Anubis, the Hall’s feline custodian, perched on Hadrian’s Wall, maintains watch on high alert for signs of a long overdue ancient curse.

And so it was, that in a distant suburb of London, on an ordinary school day for Lady Nan’s grandchildren, the telephone shrilled with a chilling reverberating sound that turned the world completely doolally. Lives were at stake. The Hall’s legacy was at stake, and not least, its dignity, in a landscape that was positively ancestral.

When her grandchildren were small, Lady Nan charmed them with stories about her magic snow globe and hourglass, and tales of her best friend, Snow, a nine-year-old ghost who had misplaced her father. But Bede time is tricky. It insists on circling back to what was and should never have been, and all the while, erratic events swirled ferociously in Lady Nan’s snow globe.

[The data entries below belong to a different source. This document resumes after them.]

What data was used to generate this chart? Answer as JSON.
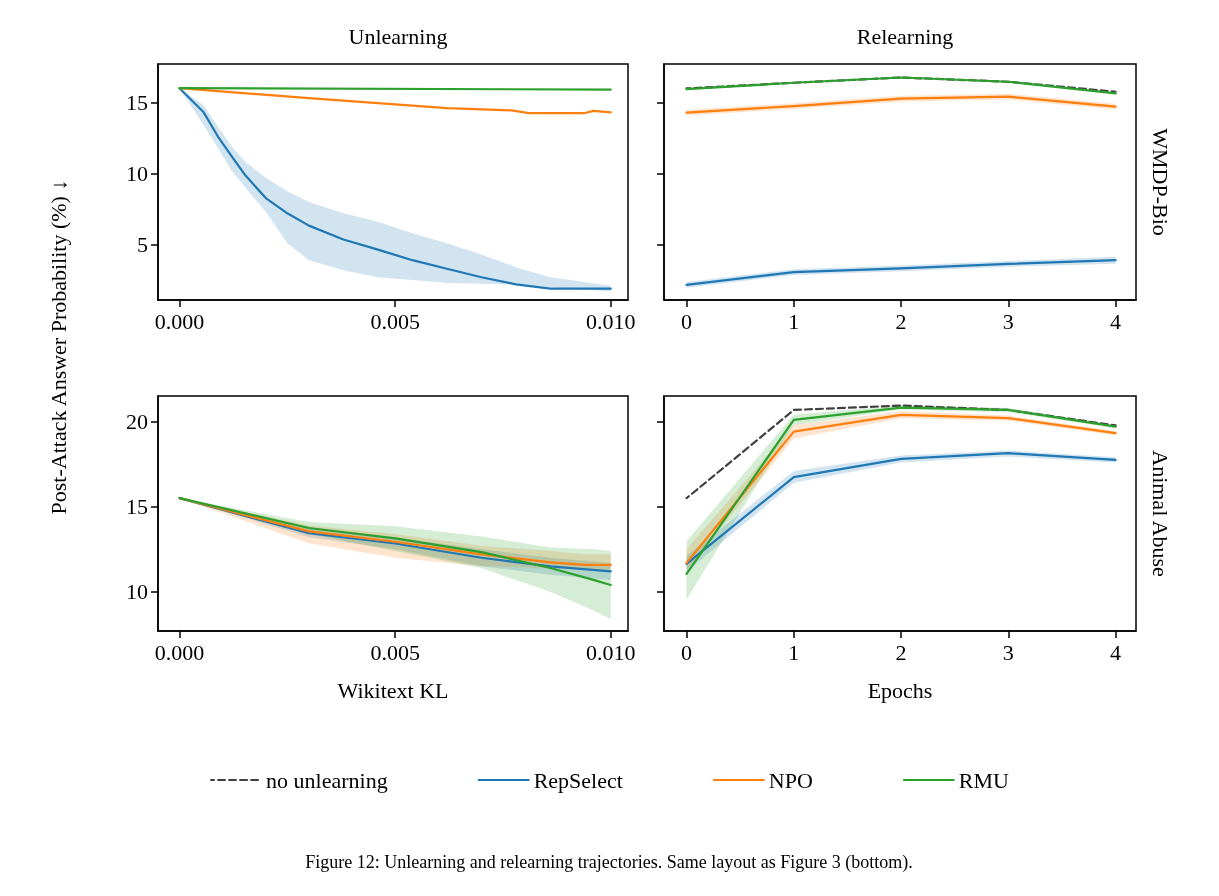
{
  "chart_data": [
    {
      "type": "line",
      "title": "Unlearning",
      "ylabel": "Post-Attack Answer Probability (%) ↓",
      "annotations": [
        "Figure 12: Unlearning and relearning trajectories. Same layout as Figure 3 (bottom)."
      ],
      "xlim": [
        -0.0005,
        0.0104
      ],
      "xticks": [
        {
          "value": 0,
          "label": "0.000"
        },
        {
          "value": 0.005,
          "label": "0.005"
        },
        {
          "value": 0.01,
          "label": "0.010"
        }
      ],
      "ylim": [
        1.1,
        17.7
      ],
      "yticks": [
        5,
        10,
        15
      ],
      "grid": false,
      "marker": "none",
      "series": [
        {
          "color": "#1f77b4",
          "x": [
            0,
            0.00056,
            0.00089,
            0.00121,
            0.00153,
            0.002,
            0.0025,
            0.003,
            0.0038,
            0.0046,
            0.0054,
            0.0062,
            0.007,
            0.0078,
            0.0086,
            0.01
          ],
          "values": [
            16,
            14.3,
            12.6,
            11.2,
            9.85,
            8.27,
            7.2,
            6.33,
            5.36,
            4.64,
            3.9,
            3.3,
            2.7,
            2.2,
            1.9,
            1.9
          ],
          "lower": [
            16,
            13.4,
            11.8,
            10.2,
            9.0,
            7.3,
            5.1,
            3.9,
            3.2,
            2.7,
            2.5,
            2.3,
            2.25,
            2.2,
            2.0,
            1.7
          ],
          "upper": [
            16,
            14.8,
            13.3,
            11.9,
            10.8,
            9.7,
            8.75,
            8.0,
            7.2,
            6.6,
            5.8,
            5.1,
            4.3,
            3.4,
            2.7,
            2.1
          ]
        },
        {
          "color": "#ff7f0e",
          "x": [
            0,
            0.003,
            0.0062,
            0.0077,
            0.0081,
            0.0094,
            0.0096,
            0.01
          ],
          "values": [
            16,
            15.3,
            14.6,
            14.44,
            14.25,
            14.25,
            14.4,
            14.3
          ]
        },
        {
          "color": "#2ca02c",
          "x": [
            0,
            0.01
          ],
          "values": [
            16,
            15.9
          ]
        }
      ]
    },
    {
      "type": "line",
      "title": "Relearning",
      "annotations": [
        "WMDP-Bio"
      ],
      "x": [
        0,
        1,
        2,
        3,
        4
      ],
      "xlim": [
        -0.21,
        4.19
      ],
      "xticks": [
        0,
        1,
        2,
        3,
        4
      ],
      "ylim": [
        1.1,
        17.7
      ],
      "yticks": [
        5,
        10,
        15
      ],
      "tick_labels": "x",
      "grid": false,
      "marker": "none",
      "series": [
        {
          "color": "#404040",
          "line_style": "dashed",
          "values": [
            15.98,
            16.38,
            16.75,
            16.45,
            15.75
          ]
        },
        {
          "color": "#1f77b4",
          "values": [
            2.17,
            3.06,
            3.32,
            3.64,
            3.9
          ],
          "lower": [
            1.97,
            2.86,
            3.12,
            3.44,
            3.65
          ],
          "upper": [
            2.37,
            3.26,
            3.52,
            3.84,
            4.15
          ]
        },
        {
          "color": "#ff7f0e",
          "values": [
            14.28,
            14.74,
            15.26,
            15.4,
            14.7
          ],
          "lower": [
            14.08,
            14.54,
            15.06,
            15.2,
            14.5
          ],
          "upper": [
            14.48,
            14.94,
            15.46,
            15.6,
            14.9
          ]
        },
        {
          "color": "#2ca02c",
          "values": [
            15.93,
            16.38,
            16.75,
            16.45,
            15.63
          ]
        }
      ]
    },
    {
      "type": "line",
      "xlabel": "Wikitext KL",
      "x": [
        0,
        0.003,
        0.005,
        0.007,
        0.0086,
        0.01
      ],
      "xlim": [
        -0.0005,
        0.0104
      ],
      "xticks": [
        {
          "value": 0,
          "label": "0.000"
        },
        {
          "value": 0.005,
          "label": "0.005"
        },
        {
          "value": 0.01,
          "label": "0.010"
        }
      ],
      "ylim": [
        7.7,
        21.5
      ],
      "yticks": [
        10,
        15,
        20
      ],
      "grid": false,
      "marker": "none",
      "series": [
        {
          "color": "#1f77b4",
          "values": [
            15.5,
            13.45,
            12.84,
            12.0,
            11.5,
            11.2
          ],
          "lower": [
            15.5,
            13.2,
            12.5,
            11.5,
            11.0,
            10.7
          ],
          "upper": [
            15.5,
            13.7,
            13.2,
            12.5,
            12.0,
            11.7
          ]
        },
        {
          "color": "#ff7f0e",
          "x": [
            0,
            0.003,
            0.005,
            0.007,
            0.0086,
            0.0094,
            0.01
          ],
          "values": [
            15.5,
            13.55,
            12.94,
            12.2,
            11.73,
            11.58,
            11.58
          ],
          "lower": [
            15.5,
            12.85,
            12.0,
            11.5,
            11.4,
            11.3,
            11.3
          ],
          "upper": [
            15.5,
            13.9,
            13.4,
            12.7,
            12.4,
            12.2,
            12.2
          ]
        },
        {
          "color": "#2ca02c",
          "x": [
            0,
            0.003,
            0.005,
            0.007,
            0.0086,
            0.0096,
            0.01
          ],
          "values": [
            15.5,
            13.75,
            13.14,
            12.33,
            11.4,
            10.7,
            10.4
          ],
          "lower": [
            15.5,
            13.4,
            12.4,
            11.4,
            10.0,
            8.9,
            8.4
          ],
          "upper": [
            15.5,
            14.1,
            13.85,
            13.25,
            12.6,
            12.5,
            12.4
          ]
        }
      ]
    },
    {
      "type": "line",
      "xlabel": "Epochs",
      "annotations": [
        "Animal Abuse"
      ],
      "x": [
        0,
        1,
        2,
        3,
        4
      ],
      "xlim": [
        -0.21,
        4.19
      ],
      "xticks": [
        0,
        1,
        2,
        3,
        4
      ],
      "ylim": [
        7.7,
        21.5
      ],
      "yticks": [
        10,
        15,
        20
      ],
      "tick_labels": "x",
      "grid": false,
      "marker": "none",
      "legend": "bottom",
      "series": [
        {
          "name": "no unlearning",
          "color": "#404040",
          "line_style": "dashed",
          "values": [
            15.5,
            20.68,
            20.94,
            20.68,
            19.77
          ]
        },
        {
          "name": "RepSelect",
          "color": "#1f77b4",
          "values": [
            11.64,
            16.74,
            17.81,
            18.14,
            17.75
          ],
          "lower": [
            11.2,
            16.4,
            17.6,
            17.95,
            17.6
          ],
          "upper": [
            12.1,
            17.1,
            18.0,
            18.3,
            17.9
          ]
        },
        {
          "name": "NPO",
          "color": "#ff7f0e",
          "values": [
            11.7,
            19.41,
            20.39,
            20.2,
            19.32
          ],
          "lower": [
            11.3,
            19.0,
            20.2,
            20.05,
            19.2
          ],
          "upper": [
            12.5,
            19.8,
            20.6,
            20.35,
            19.45
          ]
        },
        {
          "name": "RMU",
          "color": "#2ca02c",
          "values": [
            11.05,
            20.1,
            20.82,
            20.68,
            19.7
          ],
          "lower": [
            9.55,
            19.8,
            20.7,
            20.55,
            19.6
          ],
          "upper": [
            12.97,
            20.4,
            20.95,
            20.8,
            19.8
          ]
        }
      ]
    }
  ]
}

There were days Lady Nan’s hourglass was encrusted with frost too hot to touch.

Lady Nan had been determined to dream her life away but was forced to rally from her self-imposed retirement by Snow. Double duty called. The Hall and her family were in trouble. Her son-in-law was missing from his dig in Egypt and her daughter was unable to cope.

The Hall’s priority was to convince its recalled matriarch to prepare her twin grandchildren for a time sensitive mission and save it from being sold. Its follow-up missions were, simply stated, overwhelmingly cosmic: to fulfill an ancient prophecy, rescue its resident child ghost, and save the planet. Privilege doesn’t get more dangerous than balancing precariously at the far most edge of an ancient curse. And so, Lady Nan recruited her enchanted childhood toys to unlock the past. She mobilized the twins at odds over logic and metaphysics, a group of twice-born villagers, the Great Sphinx of Egypt, and a royal line of sentient cats. But as Kit and Bash fought increasing feelings of sibling rivalry, supernatural events caused them to be separated by 5,000 miles, valiantly listening for each other through 5,000 years of static.

IF TIME STANDS STILL ANYWHERE, IT’S IN BEDE; IF GHOSTS HAUNT ANYWHERE, IT’S IN BEDE HALL!

Remember… when you experience Bede, YOU ARE ALWAYS TWELVE or thirteen or sixteen or impossibly old.

I leave you with a poem by A.A. Milne written for ‘Now We Are Six’

When I was One,
I had just begun.
When I was Two,
I was nearly new.
When I was Three
I was hardly me.
When I was Four,
I was not much more.
When I was Five, I was just alive.
But now I am Six, I’m as clever as clever,
So, I think I’ll be six for ever and ever.”

friends always face heffalumps together

I felt inspired to add my own stanza to A.A. Milne’s verse:

But now that I’m older

And become so much bolder,

I’m beginning to delve

Into stories that thrill me

As if I were twelve.

Christmas is the perfect time to be a child. I hope the twelve-year-old-you will be as thrilled to time travel to Ancient Egypt as I was.

Thank you for playing make-believe across the miles, from my imagination to yours.